Только я подумал — звякнула щеколда калитки, и на дорожке, ведущей к нашему дому, показались тётя Даша со своей сестрой тётей Аней. Лёгкая на помине.
Сам не знаю, откуда у меня смелость взялась, — я бросился им навстречу и, улыбаясь, потому что во мне все ликовало, пригласил:
— Идите к нам, будьте родными. Мы сегодня все как братья и сёстры! Великую празднуем победу!
Тётя Даша остановилась первой, широкие и густые брови её удивлённо поднялись.
— С чего это ты вдруг взял, что все мы родные братья и сёстры? Бред какой-то…
Улыбка, только другая, отнюдь не дружественная, скривила её тонкие губы в яркой помаде.
— У тебя брат — Стасик, у меня сестра — вот она, Анна Александровна. И мы тебе никакие не родственники…
Отчитывала она меня с улыбкой, какой-то недоброй, насмешливой.
Я это почувствовал и отступил в сторону, освободил дорожку, ведущую к «парадному» крыльцу нашего дома.
— Пошли, чего всякие глупости слушать? — запинаясь, выговорила тётя Аня, она же почему-то тётя Нюра, и я заметил, что женщина изрядно пьяна. Поэтому и язык заплетается. Раньше с ней мне как-то не приходилось заговаривать.
Отповедь Малковой подействовала на меня вроде ковша холодной воды за шиворот. Я ещё подальше отступил с дорожки. Сёстры прошествовали мимо стола, сухо поздоровались. Но Герасимовна принялась их приглашать и кланяться, и картошиной последней потчевать. Тётя Даша брезгливо подарок отстранила ладонью, а тётя Аня приняла.

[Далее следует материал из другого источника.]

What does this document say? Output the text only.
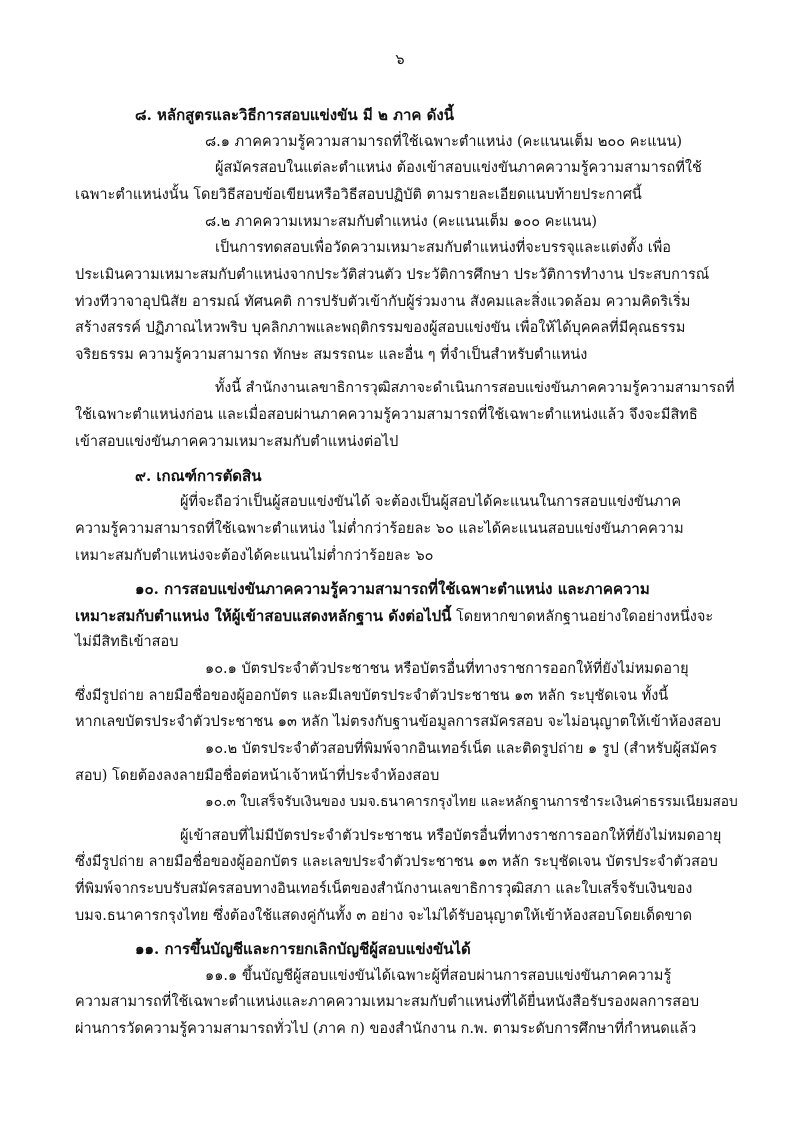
๖
๘. หลักสูตรและวิธีการสอบแข่งขัน มี ๒ ภาค ดังนี้
๘.๑ ภาคความรู้ความสามารถที่ใช้เฉพาะตำแหน่ง (คะแนนเต็ม ๒๐๐ คะแนน)
ผู้สมัครสอบในแต่ละตำแหน่ง ต้องเข้าสอบแข่งขันภาคความรู้ความสามารถที่ใช้
เฉพาะตำแหน่งนั้น โดยวิธีสอบข้อเขียนหรือวิธีสอบปฏิบัติ ตามรายละเอียดแนบท้ายประกาศนี้
๘.๒ ภาคความเหมาะสมกับตำแหน่ง (คะแนนเต็ม ๑๐๐ คะแนน)
เป็นการทดสอบเพื่อวัดความเหมาะสมกับตำแหน่งที่จะบรรจุและแต่งตั้ง เพื่อ
ประเมินความเหมาะสมกับตำแหน่งจากประวัติส่วนตัว ประวัติการศึกษา ประวัติการทำงาน ประสบการณ์
ท่วงทีวาจาอุปนิสัย อารมณ์ ทัศนคติ การปรับตัวเข้ากับผู้ร่วมงาน สังคมและสิ่งแวดล้อม ความคิดริเริ่ม
สร้างสรรค์ ปฏิภาณไหวพริบ บุคลิกภาพและพฤติกรรมของผู้สอบแข่งขัน เพื่อให้ได้บุคคลที่มีคุณธรรม
จริยธรรม ความรู้ความสามารถ ทักษะ สมรรถนะ และอื่น ๆ ที่จำเป็นสำหรับตำแหน่ง
ทั้งนี้ สำนักงานเลขาธิการวุฒิสภาจะดำเนินการสอบแข่งขันภาคความรู้ความสามารถที่
ใช้เฉพาะตำแหน่งก่อน และเมื่อสอบผ่านภาคความรู้ความสามารถที่ใช้เฉพาะตำแหน่งแล้ว จึงจะมีสิทธิ
เข้าสอบแข่งขันภาคความเหมาะสมกับตำแหน่งต่อไป
๙. เกณฑ์การตัดสิน
ผู้ที่จะถือว่าเป็นผู้สอบแข่งขันได้ จะต้องเป็นผู้สอบได้คะแนนในการสอบแข่งขันภาค
ความรู้ความสามารถที่ใช้เฉพาะตำแหน่ง ไม่ต่ำกว่าร้อยละ ๖๐ และได้คะแนนสอบแข่งขันภาคความ
เหมาะสมกับตำแหน่งจะต้องได้คะแนนไม่ต่ำกว่าร้อยละ ๖๐
๑๐. การสอบแข่งขันภาคความรู้ความสามารถที่ใช้เฉพาะตำแหน่ง และภาคความ
เหมาะสมกับตำแหน่ง ให้ผู้เข้าสอบแสดงหลักฐาน ดังต่อไปนี้ โดยหากขาดหลักฐานอย่างใดอย่างหนึ่งจะ
ไม่มีสิทธิเข้าสอบ
๑๐.๑ บัตรประจำตัวประชาชน หรือบัตรอื่นที่ทางราชการออกให้ที่ยังไม่หมดอายุ
ซึ่งมีรูปถ่าย ลายมือชื่อของผู้ออกบัตร และมีเลขบัตรประจำตัวประชาชน ๑๓ หลัก ระบุชัดเจน ทั้งนี้
หากเลขบัตรประจำตัวประชาชน ๑๓ หลัก ไม่ตรงกับฐานข้อมูลการสมัครสอบ จะไม่อนุญาตให้เข้าห้องสอบ
๑๐.๒ บัตรประจำตัวสอบที่พิมพ์จากอินเทอร์เน็ต และติดรูปถ่าย ๑ รูป (สำหรับผู้สมัคร
สอบ) โดยต้องลงลายมือชื่อต่อหน้าเจ้าหน้าที่ประจำห้องสอบ
๑๐.๓ ใบเสร็จรับเงินของ บมจ.ธนาคารกรุงไทย และหลักฐานการชำระเงินค่าธรรมเนียมสอบ
ผู้เข้าสอบที่ไม่มีบัตรประจำตัวประชาชน หรือบัตรอื่นที่ทางราชการออกให้ที่ยังไม่หมดอายุ
ซึ่งมีรูปถ่าย ลายมือชื่อของผู้ออกบัตร และเลขประจำตัวประชาชน ๑๓ หลัก ระบุชัดเจน บัตรประจำตัวสอบ
ที่พิมพ์จากระบบรับสมัครสอบทางอินเทอร์เน็ตของสำนักงานเลขาธิการวุฒิสภา และใบเสร็จรับเงินของ
บมจ.ธนาคารกรุงไทย ซึ่งต้องใช้แสดงคู่กันทั้ง ๓ อย่าง จะไม่ได้รับอนุญาตให้เข้าห้องสอบโดยเด็ดขาด
๑๑. การขึ้นบัญชีและการยกเลิกบัญชีผู้สอบแข่งขันได้
๑๑.๑ ขึ้นบัญชีผู้สอบแข่งขันได้เฉพาะผู้ที่สอบผ่านการสอบแข่งขันภาคความรู้
ความสามารถที่ใช้เฉพาะตำแหน่งและภาคความเหมาะสมกับตำแหน่งที่ได้ยื่นหนังสือรับรองผลการสอบ
ผ่านการวัดความรู้ความสามารถทั่วไป (ภาค ก) ของสำนักงาน ก.พ. ตามระดับการศึกษาที่กำหนดแล้ว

И в этот миг произошло совершенно непредвиденное, неожиданное и необыкновенное: на крыльцо вышел, блистая фольгой шлема, в переливчатой кольчуге, в алом княжеском плаще с большой красивой пряжкой на груди, в тех же красных дерматиновых сапожках — князь Александр Невский. В руках его тускло поблескивал большой и широкий меч. Переносицу и нос князя закрывала выступающая вниз наподобие наконечника стрелы часть шлема.
На меня это явление произвело невероятно сильное впечатление. Мелькнула фантастическая мысль: «Брóня! Он не убит в Ясной Поляне! Жив! Приехал сейчас на наш Великий Праздник!»
Я закричал во всё горло от распиравшего меня восторга: Броня! Ур-ра! Ты живой! Но тут же осёкся, поняв, что это не Броня.
А «князь», легко сбежав по ступенькам крылечка и размахивая мечом, закружился в танце. И не под музыку, исторгавшуюся патефоном, а какую-то другую, неслышимую нами, — музыку Победы!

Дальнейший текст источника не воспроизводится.